With the anchor firmly set in Canadian mud, I turned my attention back to the loons and saw a third, their Chicago softball sized fluffy child. They had been protecting their turf against the interloper. If I remember correctly, we spent a couple of days there, watching their antics, which included a lengthy and rowdy courtship dance complete with soundtrack. 

 

Beardrop Harbor was in a way more remote, while at the same time being more populated with boats. It is a popular anchorage when entering Lake Huron’s North Channel from the west or for that matter when leaving the North Channel heading west. We were on the tail end of our summer cruise and had decided to leave CR in Mackinaw City, Michigan rather than cruise back to Chicago, thus we had time to spare.

 

On the Great Lakes, the weather tends to run in three day cycles at least in the summer. We would often find ourselves rushing from one safe anchorage to another to avoid storms.
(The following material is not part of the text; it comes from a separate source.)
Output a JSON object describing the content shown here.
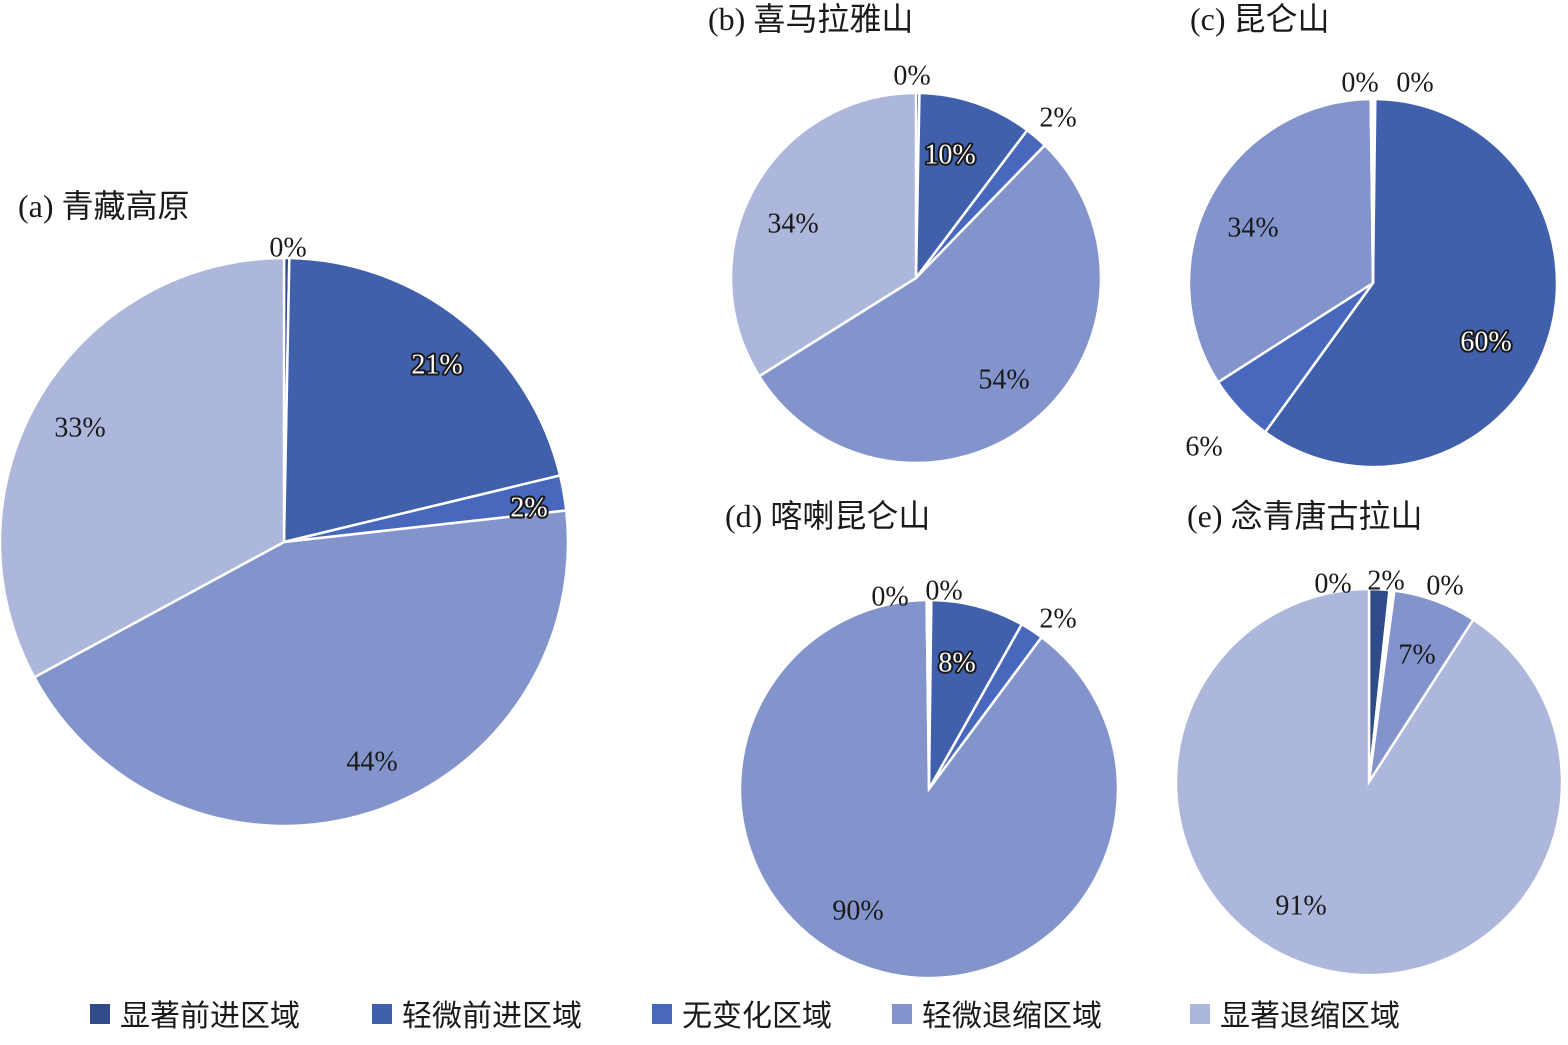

And we were not the only ones. The harbor was not a harbor in the common sense but a well protect longish narrow bay. Other than our fellow boaters, there were no inhabitants. 

 

We firmly anchored and waited out several days of wind and rain with low clouds racing overhead. When the weather finally cleared there was a mass exodus. Since we had decided to move to a nearby island, we took it easy being in no hurry to leave, a real luxury in the usual frantic pursue of new and better scenery.

 

Going about my business, I looked up to see the last boat in the harbor wave goodbye. The silence overcame me. CR was solo. We were a little outpost, in a little bay, in a Canadian National Park. It was ours alone. 

 

Nothing dramatic happened. We put the dinghy in the water and wandered in the bay’s back channels, and spent a profoundly quiet day contemplating our navels. At about 4PM the latest batch of boats trickled in to anchor for the night and the spell was gently broken.

 

And these reminiscences are quietly breaking 2020’s spell. I know it is said that a doctor who treats himself has a fool for a patient, but I think I will forgive myself this self therapy. Sleep should come easier tonight with the sound of the anchor chain rattling through the capstan as it sinks into the mud.